Mal chegamos, o amigo maltês começou logo a tremer. Encolheu-se, agachou-se quanto pôde e, dizendo-me que o acompanhasse sem demora, foi-se esgueirando sorrateiramente ao longo das casas. Mal encontrou um porta cocheira, refugiou-se nela a toda a pressa, miando de satisfação. E como eu lhe perguntasse o que significava o seu procedimento, perguntou-me ele:
— Viu aquele sujeito que levava um cesto e um gancho?
— Vi.
— Pois se o tipo nos visse, era capaz de nos desancar e assar no espeto para comer-nos!
— Assados no espeto! — exclamei eu. Então a rua não nos pertence? Que história é esta?! Em vez de comermos, somos comidos!
V
Entretanto, o lixo esperava nas portas que as carroças passassem. Atirando-me a ele com desespero, encontrei apenas dous ou três ossos magros envoltos em cinza. Foi então que avaliei quão saborosos eram os bofes frescos que sua tia me dava. O meu amigo maltês era um artista a remexer o lixo. Fez-me andar até pela manhã a visitar, muito do seu vagar, quanta rua havia. Levei quase dez horas a apanhar chuva e a tremer desde os pés até a cabeça. Maldita rua! Maldita liberdade! Como eu chorava de saudades pela minha prisão! De dia o maltês, vendo-me a tremer, perguntou-me ele de um modo singular :
— Está satisfeito?
— Se estou! — respondi.
— Quer voltar para casa?
— Pudera… Mas quem há de me ensinar o caminho?
— Acompanhe-me. Quando ontem o vi sair, percebi logo que um gato da sua gordura não estava talhado para as ásperas alegrias da liberdade. Sei onde mora e quero ir deixá-lo à porta de sua casa.
Com que ar de simplicidade me dizia isto o digno maltês!
Ao chegarmos, disse-me ele, sem denunciar vislumbre de sentimento:
— Adeus.
— Não! —exclamei eu. — Separarmo-nos, assim, é que não. Acompanhe-me. Dormirá comigo e comerá do mesmo prato. A minha dona é boa pessoa…
Não me deixou concluir:
—Cale-se — disse ele logo. — Não seja tolo.

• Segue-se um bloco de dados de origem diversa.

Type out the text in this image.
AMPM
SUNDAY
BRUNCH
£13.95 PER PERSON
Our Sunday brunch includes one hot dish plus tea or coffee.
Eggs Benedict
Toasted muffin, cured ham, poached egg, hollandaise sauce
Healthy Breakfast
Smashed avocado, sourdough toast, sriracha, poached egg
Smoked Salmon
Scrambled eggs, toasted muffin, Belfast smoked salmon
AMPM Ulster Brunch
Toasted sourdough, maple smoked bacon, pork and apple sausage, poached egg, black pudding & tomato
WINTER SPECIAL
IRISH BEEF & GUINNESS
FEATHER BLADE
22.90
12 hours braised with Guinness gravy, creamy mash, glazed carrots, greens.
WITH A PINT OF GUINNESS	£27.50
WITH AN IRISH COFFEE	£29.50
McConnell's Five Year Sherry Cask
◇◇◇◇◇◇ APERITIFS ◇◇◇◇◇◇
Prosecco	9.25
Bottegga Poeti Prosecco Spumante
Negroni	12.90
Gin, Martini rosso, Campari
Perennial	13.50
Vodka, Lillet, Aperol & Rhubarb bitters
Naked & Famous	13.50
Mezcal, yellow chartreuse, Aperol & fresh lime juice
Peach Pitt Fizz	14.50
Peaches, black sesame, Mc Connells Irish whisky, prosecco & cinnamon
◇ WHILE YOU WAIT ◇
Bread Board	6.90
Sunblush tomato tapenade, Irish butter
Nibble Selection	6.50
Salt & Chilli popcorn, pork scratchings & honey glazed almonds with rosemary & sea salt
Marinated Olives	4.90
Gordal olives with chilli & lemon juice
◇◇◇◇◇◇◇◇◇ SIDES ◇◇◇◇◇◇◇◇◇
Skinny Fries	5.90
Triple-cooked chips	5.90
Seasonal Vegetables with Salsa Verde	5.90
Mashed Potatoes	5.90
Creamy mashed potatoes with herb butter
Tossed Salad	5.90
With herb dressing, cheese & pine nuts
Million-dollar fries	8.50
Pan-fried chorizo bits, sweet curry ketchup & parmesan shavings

Poderia eu lá viver nos seus tépidos ambientes? A sua vida palaciana só quadra a gatos degenerados. Um verdadeiro gato, um gato livre nada compra a preço da sua liberdade, nem mesmo casa, cama e mesa… Adeus.
E encaminhou-se para o telhado, onde se destacava o seu magro vulto, a quem as carícias do sol nascente faziam estremecer de prazer.
Quando entrei, sua tia pegou no chicote e aplicou-me uma correção que recebi com profunda alegria. Saboreei amplamente a voluptuosidade de sentir calor e de ser espancado! Enquanto sofria o castigo, pensava com delícia na carne que depois me dariam…
VI
—Já vê, meu caro senhor — concluiu o meu gato, estendendo-se ao lume —, que a verdadeira felicidade, que o paraíso consiste em estar a gente presa e ser espancada numa casa em que há bastante carne.
Falo dos gatos, bem entendido.
Fonte: Annuario da Provincia do Rio Grande do Sul para o Ano de 1885, Porto Alegre/RS, Gundlach & Cia, 1884.